I just can’t believe how shitty my Mom is about things. Like she’s gone right back to doing nothing but having her head up my Dad’s ass and doesn’t give much of a fuck about anything else. She fought so hard to get away from him, get a divorce just to get remarried and then put down to buy another fucking house with him! I told her to save her money so when things go bad again, she can go buy another house for herself. My Dad is still a control freak, he’s just super nice about everything now so my Mom can’t see that he’s still manipulating the fuck out of her. It’s still a rarity for her to come see/watch my kid and I hesitate even asking because most of the time she just throws out excuses. I don’t know if it’s because she knows that’s what my Dad wants or just because she doesn’t want to but if she plans to never really be consistent than she doesn’t need to come around at all. I am so tired of half assed people because I’m the only that has to constantly give my kid explanations why people can’t be around more!

I’m just tired of shitty fucking people all around. I think it’s bullshit for his friend to call me when I had asked her to mail my jacket and she told me she doesn’t send care packages. Uh, it’s my own shit! It’s not like I asked her to go buy stuff, box it up, and mail it because THAT would be a fucking care package. She just didn’t give a fuck, had absolutely no compassion and went as far as saying I need to just replace it! Then that fucking bitch is calling me now?! No, you let me know how little you cared about things before, I’m done with you. I know a jacket shouldn’t be a big deal but when people show how much they lack empathy, I’m going to pay attention to that!!! IF you lack empathy over small shit, you would lack empathy over big shit too.

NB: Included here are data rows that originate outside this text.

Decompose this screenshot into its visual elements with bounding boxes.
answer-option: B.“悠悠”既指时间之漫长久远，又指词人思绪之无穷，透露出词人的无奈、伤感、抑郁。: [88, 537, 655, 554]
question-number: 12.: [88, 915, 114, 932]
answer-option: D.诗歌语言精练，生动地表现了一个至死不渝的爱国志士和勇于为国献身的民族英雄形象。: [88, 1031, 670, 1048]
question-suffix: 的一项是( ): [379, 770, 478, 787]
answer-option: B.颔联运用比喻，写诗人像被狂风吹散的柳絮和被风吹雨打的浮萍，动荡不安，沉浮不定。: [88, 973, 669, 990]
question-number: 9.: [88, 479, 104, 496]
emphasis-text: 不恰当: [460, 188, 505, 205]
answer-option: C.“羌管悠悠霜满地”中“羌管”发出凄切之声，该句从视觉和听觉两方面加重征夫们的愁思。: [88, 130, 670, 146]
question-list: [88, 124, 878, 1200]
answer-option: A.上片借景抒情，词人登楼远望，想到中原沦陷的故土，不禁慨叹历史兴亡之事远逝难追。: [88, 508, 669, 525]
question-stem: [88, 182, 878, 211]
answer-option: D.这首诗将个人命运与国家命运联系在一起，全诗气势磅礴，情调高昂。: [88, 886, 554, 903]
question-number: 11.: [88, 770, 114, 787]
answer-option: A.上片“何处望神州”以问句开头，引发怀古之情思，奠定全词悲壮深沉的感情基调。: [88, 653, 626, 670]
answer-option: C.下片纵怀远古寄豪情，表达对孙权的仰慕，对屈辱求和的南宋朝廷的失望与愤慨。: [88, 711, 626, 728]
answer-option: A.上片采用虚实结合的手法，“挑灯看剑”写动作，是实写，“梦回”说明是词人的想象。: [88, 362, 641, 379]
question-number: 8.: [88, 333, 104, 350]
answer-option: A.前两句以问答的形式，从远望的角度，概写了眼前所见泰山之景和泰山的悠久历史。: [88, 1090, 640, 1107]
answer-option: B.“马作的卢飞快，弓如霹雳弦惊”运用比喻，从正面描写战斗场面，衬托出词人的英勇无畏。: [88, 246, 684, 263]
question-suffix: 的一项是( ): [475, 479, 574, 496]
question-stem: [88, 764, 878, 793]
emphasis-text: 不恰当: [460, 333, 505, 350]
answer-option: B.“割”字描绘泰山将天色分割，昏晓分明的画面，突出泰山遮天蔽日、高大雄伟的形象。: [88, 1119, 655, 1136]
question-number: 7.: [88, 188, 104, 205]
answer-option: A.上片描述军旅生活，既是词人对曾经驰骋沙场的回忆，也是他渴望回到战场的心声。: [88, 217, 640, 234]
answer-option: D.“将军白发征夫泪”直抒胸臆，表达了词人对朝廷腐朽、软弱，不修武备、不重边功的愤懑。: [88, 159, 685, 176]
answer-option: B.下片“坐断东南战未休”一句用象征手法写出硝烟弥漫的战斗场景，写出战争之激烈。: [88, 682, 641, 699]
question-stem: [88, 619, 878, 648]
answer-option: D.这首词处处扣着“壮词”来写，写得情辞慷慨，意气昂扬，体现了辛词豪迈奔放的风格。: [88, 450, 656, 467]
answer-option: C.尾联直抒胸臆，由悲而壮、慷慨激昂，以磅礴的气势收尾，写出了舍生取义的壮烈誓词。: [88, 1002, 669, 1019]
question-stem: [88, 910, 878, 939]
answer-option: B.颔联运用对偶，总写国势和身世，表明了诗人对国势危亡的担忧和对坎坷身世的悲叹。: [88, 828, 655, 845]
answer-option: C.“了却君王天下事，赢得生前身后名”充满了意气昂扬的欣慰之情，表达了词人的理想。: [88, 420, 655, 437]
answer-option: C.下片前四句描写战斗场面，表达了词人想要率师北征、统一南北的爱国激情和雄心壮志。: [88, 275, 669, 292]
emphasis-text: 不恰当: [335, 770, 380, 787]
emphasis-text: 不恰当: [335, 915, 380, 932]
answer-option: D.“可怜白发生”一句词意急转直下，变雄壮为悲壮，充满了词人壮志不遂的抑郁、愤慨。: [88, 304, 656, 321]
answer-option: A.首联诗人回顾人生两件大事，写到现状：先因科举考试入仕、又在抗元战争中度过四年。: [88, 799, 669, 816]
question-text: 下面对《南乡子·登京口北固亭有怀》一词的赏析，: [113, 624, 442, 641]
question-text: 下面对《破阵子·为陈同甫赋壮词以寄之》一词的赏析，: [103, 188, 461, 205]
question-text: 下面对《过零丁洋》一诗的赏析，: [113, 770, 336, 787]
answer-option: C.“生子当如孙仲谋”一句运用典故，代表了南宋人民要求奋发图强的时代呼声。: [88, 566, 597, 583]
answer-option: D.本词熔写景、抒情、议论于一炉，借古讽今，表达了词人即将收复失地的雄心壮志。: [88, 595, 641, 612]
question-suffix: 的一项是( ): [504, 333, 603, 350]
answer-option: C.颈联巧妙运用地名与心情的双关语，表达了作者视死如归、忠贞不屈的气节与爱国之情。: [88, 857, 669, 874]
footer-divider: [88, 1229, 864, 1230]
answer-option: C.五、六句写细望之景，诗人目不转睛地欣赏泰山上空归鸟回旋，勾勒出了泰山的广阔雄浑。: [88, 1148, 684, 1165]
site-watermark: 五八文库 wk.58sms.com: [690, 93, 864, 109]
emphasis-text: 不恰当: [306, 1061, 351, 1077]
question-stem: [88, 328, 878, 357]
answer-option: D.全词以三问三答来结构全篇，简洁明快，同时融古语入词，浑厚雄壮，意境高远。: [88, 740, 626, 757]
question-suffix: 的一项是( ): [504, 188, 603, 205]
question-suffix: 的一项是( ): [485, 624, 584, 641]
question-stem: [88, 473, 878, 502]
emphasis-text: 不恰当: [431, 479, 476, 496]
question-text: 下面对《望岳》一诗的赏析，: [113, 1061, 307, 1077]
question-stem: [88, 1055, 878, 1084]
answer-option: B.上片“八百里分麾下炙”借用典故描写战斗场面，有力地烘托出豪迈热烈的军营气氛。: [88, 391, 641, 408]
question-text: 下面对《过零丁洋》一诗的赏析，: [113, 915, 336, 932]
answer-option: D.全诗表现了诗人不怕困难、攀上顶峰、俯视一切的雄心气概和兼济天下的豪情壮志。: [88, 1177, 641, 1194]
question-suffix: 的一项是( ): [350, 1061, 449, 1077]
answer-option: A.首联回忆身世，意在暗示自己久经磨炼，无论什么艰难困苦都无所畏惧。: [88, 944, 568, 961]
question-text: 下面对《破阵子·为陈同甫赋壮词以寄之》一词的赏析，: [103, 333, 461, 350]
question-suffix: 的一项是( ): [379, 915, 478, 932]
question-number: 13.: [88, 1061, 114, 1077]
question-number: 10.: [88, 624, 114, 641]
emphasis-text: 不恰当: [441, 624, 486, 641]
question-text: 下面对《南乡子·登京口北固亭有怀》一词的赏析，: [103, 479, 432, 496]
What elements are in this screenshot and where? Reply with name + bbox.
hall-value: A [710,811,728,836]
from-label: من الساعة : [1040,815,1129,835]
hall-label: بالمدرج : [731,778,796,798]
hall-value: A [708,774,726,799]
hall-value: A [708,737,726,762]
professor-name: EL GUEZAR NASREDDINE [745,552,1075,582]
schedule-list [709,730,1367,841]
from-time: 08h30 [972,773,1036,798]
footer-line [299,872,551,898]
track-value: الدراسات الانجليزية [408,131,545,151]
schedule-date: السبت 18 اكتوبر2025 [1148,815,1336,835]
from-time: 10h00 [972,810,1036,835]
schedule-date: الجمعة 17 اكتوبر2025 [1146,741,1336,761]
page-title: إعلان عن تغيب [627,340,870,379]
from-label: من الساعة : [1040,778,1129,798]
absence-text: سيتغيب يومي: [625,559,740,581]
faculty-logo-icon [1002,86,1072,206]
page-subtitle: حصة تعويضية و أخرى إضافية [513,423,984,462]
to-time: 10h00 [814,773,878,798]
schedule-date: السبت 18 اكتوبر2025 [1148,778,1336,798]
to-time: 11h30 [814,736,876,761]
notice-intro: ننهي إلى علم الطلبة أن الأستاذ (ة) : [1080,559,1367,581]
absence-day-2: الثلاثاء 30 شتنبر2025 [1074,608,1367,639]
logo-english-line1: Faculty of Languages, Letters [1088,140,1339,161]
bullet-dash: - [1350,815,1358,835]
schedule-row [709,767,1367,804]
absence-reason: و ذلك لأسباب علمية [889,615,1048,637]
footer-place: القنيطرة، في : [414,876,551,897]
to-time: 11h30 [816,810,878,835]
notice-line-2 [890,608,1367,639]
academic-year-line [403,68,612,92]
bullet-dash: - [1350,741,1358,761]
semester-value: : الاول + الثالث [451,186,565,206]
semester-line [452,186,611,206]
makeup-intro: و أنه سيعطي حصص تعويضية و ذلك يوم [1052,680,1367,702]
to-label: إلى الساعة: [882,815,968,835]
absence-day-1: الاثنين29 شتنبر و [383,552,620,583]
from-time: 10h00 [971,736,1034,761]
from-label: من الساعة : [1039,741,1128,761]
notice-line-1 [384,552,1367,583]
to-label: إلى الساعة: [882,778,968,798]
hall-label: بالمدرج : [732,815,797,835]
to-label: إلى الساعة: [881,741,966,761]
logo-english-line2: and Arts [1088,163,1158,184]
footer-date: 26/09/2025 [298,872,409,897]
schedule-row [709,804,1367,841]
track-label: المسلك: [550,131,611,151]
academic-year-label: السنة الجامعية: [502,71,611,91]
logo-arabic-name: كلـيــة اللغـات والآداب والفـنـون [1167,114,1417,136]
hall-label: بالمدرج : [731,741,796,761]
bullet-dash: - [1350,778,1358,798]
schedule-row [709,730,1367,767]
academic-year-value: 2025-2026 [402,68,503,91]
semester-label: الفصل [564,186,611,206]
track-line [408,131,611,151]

Ugh, I just can’t wait until I start work. My daughter will be in daycare and I’ll just have her stay late on Friday nights so I can dash. I like life better when I don’t have to ask anyone to watch her. I’m also irritated at how much food my Mom eats when she comes over. Like all she does is plop her stuff down and just starts going through all my food. There’s a bunch of super expensive stuff gone that I’m sure she ate all by herself and the kids didn’t get any. I just get really irritated when brand new stuff gets opened and neither my daughter or myself get ANY of it!!!

I told my brother that I don’t mind her eating, I wouldn’t expect her to just sit and starve but eat in moderation!! I only get so much to spend on food every month and I can’t afford to go through at least $40 worth of food in 1 or 2 fucking nights!! Her sense of entitlement is sickening! My kid didn’t even know who the fuck she was until about 6 months ago. I would be a little more understanding had she been a Grandma all along but when she’s basically just coming over to fucking gorge down all our food, I’m going to get pissed off!!! It’s not my fault now or ever that they can’t afford to keep groceries in their own fucking house. Then, she likes to waste my iced coffee. I buy the expensive Starbucks coffee and she’ll pour herself a big, tall glass of it. Take a couple swigs and then set the cup in the sink! Then she likes to open bottles of soda, take a drink and then leave it in the fridge. I’ve told her like we aren’t going to drink out of that and I end up just pouring it out so if you don’t plan to drink the whole thing then don’t open it!!! Then I bought some ice cream so it was brand new, I go to give my kid some a couple of days ago and there’s about an ounce left at the bottom when it was brand fucking new!!

I just can’t wrap my head around people being super selfish and entitled. I have never behaved this way. I never go to anyone’s house and just help myself to anything. I don’t even touch their fridge. I guess i care about how I come off to others and don’t want to be an entitled prick.